Reese Widmier, manager of the Sportsman's Warehouse in Tucson, confirmed to the Post that the gun was sold by the store Nov. 30.
Loughner did pass the federally required background check, Widmier told the newspaper.
Dr. Park Dietz, a forensics psychiatrist, told AOL News today that gun control laws make it difficult to determine whether someone is mentally stable enough to purchase a gun.
"He's old enough to buy it on his own because there was no way to determine this was a mentally ill person," Dietz said. "The only thing the existing law does about that is quite absurd. The ATF form asks if you have ever been adjudicated mentally ill," he said in reference to the federal Bureau of Alcohol Tobacco and Firearms.
Dietz noted that he once had law students visit 25 people on a ward for the criminally insane who had been adjudicated dangerously mentally ill, asking them whether they had been adjudicated dangerously mentally ill.
"They all said no, while sitting on the ward," Dietz told AOL News.

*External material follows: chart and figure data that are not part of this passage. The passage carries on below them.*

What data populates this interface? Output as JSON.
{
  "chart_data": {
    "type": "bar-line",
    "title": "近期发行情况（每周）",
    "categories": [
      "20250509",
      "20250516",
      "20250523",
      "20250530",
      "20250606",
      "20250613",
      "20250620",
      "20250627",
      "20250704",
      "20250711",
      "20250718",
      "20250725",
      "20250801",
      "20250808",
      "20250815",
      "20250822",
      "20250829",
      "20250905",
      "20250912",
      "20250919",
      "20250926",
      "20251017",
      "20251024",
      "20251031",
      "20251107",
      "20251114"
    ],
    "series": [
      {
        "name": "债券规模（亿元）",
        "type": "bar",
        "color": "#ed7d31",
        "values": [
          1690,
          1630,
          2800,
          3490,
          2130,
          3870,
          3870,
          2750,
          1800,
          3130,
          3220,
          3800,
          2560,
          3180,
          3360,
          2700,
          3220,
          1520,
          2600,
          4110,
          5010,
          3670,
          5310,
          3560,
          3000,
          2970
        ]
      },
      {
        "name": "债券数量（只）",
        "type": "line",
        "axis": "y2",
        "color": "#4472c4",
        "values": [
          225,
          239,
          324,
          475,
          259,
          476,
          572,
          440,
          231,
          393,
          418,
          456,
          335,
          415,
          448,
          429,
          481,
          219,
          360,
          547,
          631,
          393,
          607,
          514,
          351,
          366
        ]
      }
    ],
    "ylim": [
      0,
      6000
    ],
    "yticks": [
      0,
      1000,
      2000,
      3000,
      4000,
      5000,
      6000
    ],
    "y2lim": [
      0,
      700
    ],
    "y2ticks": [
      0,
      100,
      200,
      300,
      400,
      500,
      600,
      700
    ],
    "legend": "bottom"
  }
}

"In some states the instant background check does include a search of computer records of who has been committed as dangerously mentally ill but it is quite inconsistent around the country whether they do it or how complete the information is."
Arizona does not have a waiting period unless something is flagged during the instant check.
However, the debate in Arizona is far from simple. Giffords herself is a long-time gun owner who has described herself as a strong supporter of the Second Amendment. And despite the lack of restrictions on gun purchases and ownership in Arizona, not everyone agrees that the laws should be toughened.
Sen. Rand Paul, R-Ky., said on "Fox News Sunday" today that the shootings are "unrelated" to Arizona's gun laws: "The weapons don't kill people, it's the individual that kills people."
On NBC's "Meet the Press," Rep. Raul Labrador also said changes in gun laws are not the answer, but the answer lies with each individual who owns a gun.
"I don't know if it's the gun laws that make a difference," the Idaho Republican said.
However, Arizona's Democratic Rep. Raul Grijalva, on the same program, said: "Gun laws have to be examined."
"This is clearly an illustration of why we must all work together to fight gun violence in America and keep dangerous weapons out of the hands of the wrong people," she said in a statement.
Giffords' Republican challenger to office during the last election, Jesse Kelly, who was pictured on his campaign website in military gear, holding his automatic weapon, did not blame gun laws or political rhetoric for the rampage.
"Arizona is a state where people are firearms owners," he told The Associated Press after Saturday's shooting. "This was just a deranged individual."